From the beginning, parents are telling stories. They are picking up books and reading them to their children. They are passing along oral history. They are telling amazing tales to help children fall asleep, but soon they are sharing these storytelling duties with the facilitators of learning in schools. Students are then surrounded by constant story. It shapes their understanding of the world, and it allows them to make sense of their complex world.

Stories begin to shape what is seen as good and right and they illuminate the things that weigh us down. It is story that can bring us happiness in sad moments, and it is story that can bring perspective to confusing moments. Stories are the evidence that allow us to make judgments about what serves us well, and it is the stories about schools that allow communities to build a narrative about the effectiveness of education.

Stories about schools paint a picture about what learning should look like, and stories about schools help us understand the learning experience of students. Stories connect past learning models to future possibilities in learning, and stories provide parents with the information they need to share to the greater community about how schools serve their students. Stories are a powerful elixir.

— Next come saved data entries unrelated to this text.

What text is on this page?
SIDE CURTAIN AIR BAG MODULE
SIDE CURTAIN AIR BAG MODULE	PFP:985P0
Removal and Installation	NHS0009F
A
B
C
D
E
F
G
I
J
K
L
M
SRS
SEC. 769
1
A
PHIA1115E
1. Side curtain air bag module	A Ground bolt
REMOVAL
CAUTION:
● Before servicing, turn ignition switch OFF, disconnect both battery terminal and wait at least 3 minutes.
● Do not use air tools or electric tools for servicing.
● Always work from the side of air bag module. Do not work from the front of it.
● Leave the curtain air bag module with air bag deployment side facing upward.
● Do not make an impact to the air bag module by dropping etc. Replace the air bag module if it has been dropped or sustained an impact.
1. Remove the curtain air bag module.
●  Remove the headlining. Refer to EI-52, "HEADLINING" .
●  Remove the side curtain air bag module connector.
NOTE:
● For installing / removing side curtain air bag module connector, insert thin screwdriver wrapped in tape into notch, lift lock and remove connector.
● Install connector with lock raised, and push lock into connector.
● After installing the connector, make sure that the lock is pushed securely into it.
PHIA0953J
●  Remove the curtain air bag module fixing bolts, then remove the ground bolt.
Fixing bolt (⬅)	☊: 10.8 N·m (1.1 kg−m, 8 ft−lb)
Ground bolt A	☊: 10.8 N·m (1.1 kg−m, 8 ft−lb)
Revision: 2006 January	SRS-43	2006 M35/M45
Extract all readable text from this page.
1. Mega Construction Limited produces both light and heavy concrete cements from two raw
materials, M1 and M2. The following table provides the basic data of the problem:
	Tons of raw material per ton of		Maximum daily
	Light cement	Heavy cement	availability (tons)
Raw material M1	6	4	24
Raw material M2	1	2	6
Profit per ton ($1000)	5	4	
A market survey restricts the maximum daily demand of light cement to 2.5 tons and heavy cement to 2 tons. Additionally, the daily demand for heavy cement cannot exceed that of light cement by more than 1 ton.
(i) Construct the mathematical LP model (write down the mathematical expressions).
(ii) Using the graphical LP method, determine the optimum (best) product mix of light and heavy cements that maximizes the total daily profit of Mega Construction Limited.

Stories are a powerful weapon as well. If we share the stories that showcase the humanity of children in their worst moments, people begin to believe that these stories represent the totality of the culture of a school. If we share the stories of pain, tension, and stress that are a natural part of a learning organization, there are many that see this from a deficit mindset. Stories without context, stories without perspective, and stories embedded in the wrong emotions can fracture the potential for a powerful parent partnership.

Stories are central to the work. Stories can cultivate success. Stories are what keep us from the shifts in mindset that we need.